ÇELİKTEN SİNİRLERİ VAR - ERTUĞRUL ORUÇ
Fenerbahçeli futbolcular bir gün önce Rize’de yaşanan hakem faciasından hiç etkilenmeden Pendikspor karşısında temposu biraz düşük olsa dahi kaliteli oyuncuları sayesinde maçı çok rahat kazandı. Düşününki seninle yarışan bir rakibin var, maçlarını zorlanarak ve lehlerine olan hakem hataları ile kazanarak, senin ensende takibini sürdürüyor. Bütün maçlarını kazanmış olduğu halde, ikinci takım ile arasında sadece iki puan var. İşte bu durumun üstesinden gelebilmek için çelikten sinirlere sahip olmak gerekiyor. Fenerbahçeli oyuncular bu psikolojinin de üstesinden gelerek maçı kazanmayı bildiler.

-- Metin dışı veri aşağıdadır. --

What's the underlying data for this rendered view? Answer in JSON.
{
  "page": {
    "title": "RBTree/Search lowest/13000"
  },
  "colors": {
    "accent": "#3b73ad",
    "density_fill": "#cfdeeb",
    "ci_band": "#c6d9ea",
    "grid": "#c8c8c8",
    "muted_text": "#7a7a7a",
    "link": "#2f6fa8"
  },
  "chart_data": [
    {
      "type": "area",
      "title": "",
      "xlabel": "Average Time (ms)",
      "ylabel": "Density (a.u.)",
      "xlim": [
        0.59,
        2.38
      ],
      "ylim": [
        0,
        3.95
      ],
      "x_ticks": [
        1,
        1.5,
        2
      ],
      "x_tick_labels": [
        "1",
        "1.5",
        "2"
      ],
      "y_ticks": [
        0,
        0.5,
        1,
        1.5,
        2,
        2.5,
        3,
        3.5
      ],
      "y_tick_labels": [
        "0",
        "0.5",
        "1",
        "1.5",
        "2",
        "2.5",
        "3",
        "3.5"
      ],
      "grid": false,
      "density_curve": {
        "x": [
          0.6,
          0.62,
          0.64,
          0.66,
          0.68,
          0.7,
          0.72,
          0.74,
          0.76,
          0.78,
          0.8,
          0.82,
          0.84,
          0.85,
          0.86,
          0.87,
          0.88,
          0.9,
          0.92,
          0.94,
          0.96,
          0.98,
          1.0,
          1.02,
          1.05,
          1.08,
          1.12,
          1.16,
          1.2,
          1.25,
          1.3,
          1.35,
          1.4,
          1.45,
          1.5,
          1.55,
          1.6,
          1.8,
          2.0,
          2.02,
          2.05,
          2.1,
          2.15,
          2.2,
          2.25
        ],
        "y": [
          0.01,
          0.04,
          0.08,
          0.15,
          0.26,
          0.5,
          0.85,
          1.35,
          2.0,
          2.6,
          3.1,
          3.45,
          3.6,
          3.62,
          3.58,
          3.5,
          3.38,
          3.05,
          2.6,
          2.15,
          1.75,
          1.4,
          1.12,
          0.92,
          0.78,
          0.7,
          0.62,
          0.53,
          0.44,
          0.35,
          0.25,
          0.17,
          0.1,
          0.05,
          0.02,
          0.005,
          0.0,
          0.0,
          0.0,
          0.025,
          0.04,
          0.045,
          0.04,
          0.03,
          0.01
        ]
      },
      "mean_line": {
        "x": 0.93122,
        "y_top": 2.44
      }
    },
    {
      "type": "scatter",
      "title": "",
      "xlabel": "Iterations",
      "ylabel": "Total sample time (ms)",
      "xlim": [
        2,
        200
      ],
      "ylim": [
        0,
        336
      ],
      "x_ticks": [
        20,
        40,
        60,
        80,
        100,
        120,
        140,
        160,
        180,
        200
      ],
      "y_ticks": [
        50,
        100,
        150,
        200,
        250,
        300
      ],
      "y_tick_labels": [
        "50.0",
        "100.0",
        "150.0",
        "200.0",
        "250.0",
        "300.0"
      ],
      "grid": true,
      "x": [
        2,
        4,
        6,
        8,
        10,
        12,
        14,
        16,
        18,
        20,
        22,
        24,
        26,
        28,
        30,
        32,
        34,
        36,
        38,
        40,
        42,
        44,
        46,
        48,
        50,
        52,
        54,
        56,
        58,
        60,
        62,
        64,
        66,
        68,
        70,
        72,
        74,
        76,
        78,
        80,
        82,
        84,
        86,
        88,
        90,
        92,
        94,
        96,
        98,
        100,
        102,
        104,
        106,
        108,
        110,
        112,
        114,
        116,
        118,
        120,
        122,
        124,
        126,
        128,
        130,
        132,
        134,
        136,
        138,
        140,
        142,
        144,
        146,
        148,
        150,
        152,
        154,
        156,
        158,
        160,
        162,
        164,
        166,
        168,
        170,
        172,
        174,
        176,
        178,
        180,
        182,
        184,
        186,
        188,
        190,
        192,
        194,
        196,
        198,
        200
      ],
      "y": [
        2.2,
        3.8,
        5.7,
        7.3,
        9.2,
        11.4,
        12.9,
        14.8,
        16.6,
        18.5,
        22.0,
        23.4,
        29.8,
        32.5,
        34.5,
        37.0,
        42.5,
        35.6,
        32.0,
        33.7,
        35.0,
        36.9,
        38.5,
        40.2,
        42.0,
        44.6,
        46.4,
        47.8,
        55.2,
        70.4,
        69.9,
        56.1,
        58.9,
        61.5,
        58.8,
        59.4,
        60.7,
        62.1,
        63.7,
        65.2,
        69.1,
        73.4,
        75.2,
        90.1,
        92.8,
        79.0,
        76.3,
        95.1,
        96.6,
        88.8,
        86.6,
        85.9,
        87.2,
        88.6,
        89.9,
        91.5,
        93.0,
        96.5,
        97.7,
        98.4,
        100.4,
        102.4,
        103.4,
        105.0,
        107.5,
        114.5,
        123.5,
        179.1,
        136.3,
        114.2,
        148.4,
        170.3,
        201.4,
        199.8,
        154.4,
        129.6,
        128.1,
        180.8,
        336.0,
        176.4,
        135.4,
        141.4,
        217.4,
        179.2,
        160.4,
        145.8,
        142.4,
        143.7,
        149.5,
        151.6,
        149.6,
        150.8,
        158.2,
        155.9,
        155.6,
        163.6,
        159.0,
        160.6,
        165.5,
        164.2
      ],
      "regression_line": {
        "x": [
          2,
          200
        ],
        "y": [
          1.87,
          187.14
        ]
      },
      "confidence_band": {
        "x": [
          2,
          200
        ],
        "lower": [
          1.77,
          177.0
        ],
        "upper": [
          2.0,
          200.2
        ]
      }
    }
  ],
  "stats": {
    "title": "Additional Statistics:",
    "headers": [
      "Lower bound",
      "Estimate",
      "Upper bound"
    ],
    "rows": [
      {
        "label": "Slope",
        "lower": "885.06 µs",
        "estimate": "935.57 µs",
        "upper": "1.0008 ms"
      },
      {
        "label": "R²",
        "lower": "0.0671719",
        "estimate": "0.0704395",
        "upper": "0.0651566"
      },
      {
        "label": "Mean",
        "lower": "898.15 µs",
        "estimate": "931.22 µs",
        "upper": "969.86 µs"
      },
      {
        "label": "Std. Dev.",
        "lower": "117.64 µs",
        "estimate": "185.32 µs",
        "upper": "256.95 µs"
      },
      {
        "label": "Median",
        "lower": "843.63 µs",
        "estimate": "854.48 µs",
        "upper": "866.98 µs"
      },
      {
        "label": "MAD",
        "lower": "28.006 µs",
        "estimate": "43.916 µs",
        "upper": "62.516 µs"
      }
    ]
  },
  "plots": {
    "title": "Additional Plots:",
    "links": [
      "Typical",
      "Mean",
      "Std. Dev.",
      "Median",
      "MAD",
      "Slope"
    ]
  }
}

Pendikspor maçına bakarsak Fenerbahçe takımı oyunu tamamen domine etti diyebiliriz. Oyuncuların hırsı gol iştahı üst düzeydeydi, maçta Fenerbahçe adına en olumsuz durum ise Serdar Aziz ve Djiku’dan sonra Fred’in de sakatlanması oldu. İsmail hoca devre arasında Becao’yu riske atmamak adına çıkardı, ardından ilerleyen dakikalarda Samet’in de sakatlanması ile son dakikaları gerçek stoper oyuncuları olmadan tamamlamak zorunda kaldılar. Ancak bu sakatlıklara rağmen yine etkin oyunlarını devam ettirerek maçı rahat kazandılar. Son olarak Edin Dzeko için birkaç kelam edilmesi gerektiğini düşünüyorum. Edin Dzeko ülkeye ilk geldiğinde yaşından dolayı herkesin kafasında soru işaretleri vardı, ama o öyle bir oyun ortaya koyuyor ki , attığı goller ile herkesi kendisine hayran bırakmayı başardı. Gollerindeki kaliteyi gördükten sonra, yıllardır Fenerbahçe’nin aradığı gerçek forvet olduğunu kanıtladı diyebiliriz.
Önümüzdeki hafta Fenerbahçe’yi zorlu bir Trabzonspor maçı bekliyor, sakatlıklar takımı ne derece etkileyecek, onu bu maçta net bir şekilde göreceğiz, İsmail hoca bakalım bunun üstesinden gelebilecek mi göreceğiz.